Die Museumsfabrik entwickelt Prototyp für Künstliche Intelligenz
Pritzwalk. Wie können kleine Teams die Digitalisierung und Inventarisierung großer archivarischer Fotobestände schnell und effizient lösen? Dieser Frage ist das Team der Museumsfabrik Pritzwalk gemeinsam mit den Partnern Invisible Room aus Berlin und Kreativköpfe aus Potsdam im Rahmen des Projektes „Caption Creator“ nachgegangen. Dafür wurden vor allem die Anwendungsmöglichkeiten von Künstlicher Intelligenz (KI) ausgelotet.
Fotopapier, Filmnegativen, Glasplatten
Historische Fotoarchive sind eine wahre Schatzkiste. Die alten Aufnahmen auf Fotopapier, Filmnegativen, Glasplatten oder aus den frühen Digitalkameras liefern einen lebendigen Eindruck des vergangenen Lebens und der Stadtentwicklung. In der Museumsfabrik Pritzwalk lagern viele alte Fotos in Archivkartons – und warten auf ihre Digitalisierung.

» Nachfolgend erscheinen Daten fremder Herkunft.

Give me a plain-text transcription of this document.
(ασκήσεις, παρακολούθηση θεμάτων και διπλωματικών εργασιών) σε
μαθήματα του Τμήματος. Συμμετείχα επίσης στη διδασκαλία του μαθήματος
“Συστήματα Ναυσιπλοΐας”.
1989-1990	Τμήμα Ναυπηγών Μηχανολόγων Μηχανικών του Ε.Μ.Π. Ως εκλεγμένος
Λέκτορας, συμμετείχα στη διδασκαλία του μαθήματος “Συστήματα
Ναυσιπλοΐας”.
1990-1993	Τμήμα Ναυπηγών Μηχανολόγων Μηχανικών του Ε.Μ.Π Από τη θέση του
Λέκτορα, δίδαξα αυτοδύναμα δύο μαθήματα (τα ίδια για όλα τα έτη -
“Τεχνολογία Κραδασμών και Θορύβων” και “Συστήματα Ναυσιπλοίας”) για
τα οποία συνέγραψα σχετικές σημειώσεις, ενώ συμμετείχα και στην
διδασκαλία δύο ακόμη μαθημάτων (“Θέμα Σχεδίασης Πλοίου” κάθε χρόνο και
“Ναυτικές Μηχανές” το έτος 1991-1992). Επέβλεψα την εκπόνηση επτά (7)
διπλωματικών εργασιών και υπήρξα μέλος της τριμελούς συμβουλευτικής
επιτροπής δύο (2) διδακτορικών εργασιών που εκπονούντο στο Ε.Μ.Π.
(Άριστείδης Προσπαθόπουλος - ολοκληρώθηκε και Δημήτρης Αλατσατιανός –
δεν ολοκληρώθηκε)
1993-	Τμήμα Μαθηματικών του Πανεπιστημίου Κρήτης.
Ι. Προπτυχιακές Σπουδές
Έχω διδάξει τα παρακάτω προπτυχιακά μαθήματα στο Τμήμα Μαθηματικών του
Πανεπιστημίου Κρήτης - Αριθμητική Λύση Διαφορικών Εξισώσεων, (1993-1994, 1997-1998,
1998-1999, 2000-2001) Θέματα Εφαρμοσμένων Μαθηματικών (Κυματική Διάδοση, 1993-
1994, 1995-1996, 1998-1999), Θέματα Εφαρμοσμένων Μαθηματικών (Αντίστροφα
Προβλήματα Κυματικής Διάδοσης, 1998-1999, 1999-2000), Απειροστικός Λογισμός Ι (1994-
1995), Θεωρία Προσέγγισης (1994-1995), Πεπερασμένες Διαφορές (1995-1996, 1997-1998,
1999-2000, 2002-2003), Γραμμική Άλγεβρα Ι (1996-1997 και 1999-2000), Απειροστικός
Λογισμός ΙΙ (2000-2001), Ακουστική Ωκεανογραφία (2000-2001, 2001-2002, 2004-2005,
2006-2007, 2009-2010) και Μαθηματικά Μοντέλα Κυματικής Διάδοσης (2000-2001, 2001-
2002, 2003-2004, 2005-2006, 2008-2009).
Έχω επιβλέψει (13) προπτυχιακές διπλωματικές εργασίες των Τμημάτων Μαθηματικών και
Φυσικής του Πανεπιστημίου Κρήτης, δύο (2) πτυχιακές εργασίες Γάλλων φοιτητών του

Damit Forschende in den Tausenden von Aufnahmen das Gesuchte finden, werden die Fotos in einer Datenbank erfasst. Darin ist neben einem digitalen Abbild auch eine Beschreibung des Bildes und weitere Daten wie das Aufnahmedatum und Schlagwörter – Oberbegriffe, unter denen das Bild später schnell gefunden werden kann. Für das Museumsteam bedeuten die Erfassung dieser Daten bei tausenden von Fotos einen riesigen Zeitaufwand. Zur Unterstützung soll daher in Zukunft KI zum Einsatz kommen.
Korrekt und objektiv
Für den Software-Prototyp wurden testweise über 500 Fotos aus dem Museumsarchiv maschinell analysiert. Wichtig hier: Die KI-generierte Bildbeschreibung muss korrekt und objektiv sein. Die berüchtigten „KI-Halluzinationen“, bei denen plausibel klingende, jedoch völlig falsche Informationen erstellt werden, sollen für das Archiv unbedingt vermieden werden.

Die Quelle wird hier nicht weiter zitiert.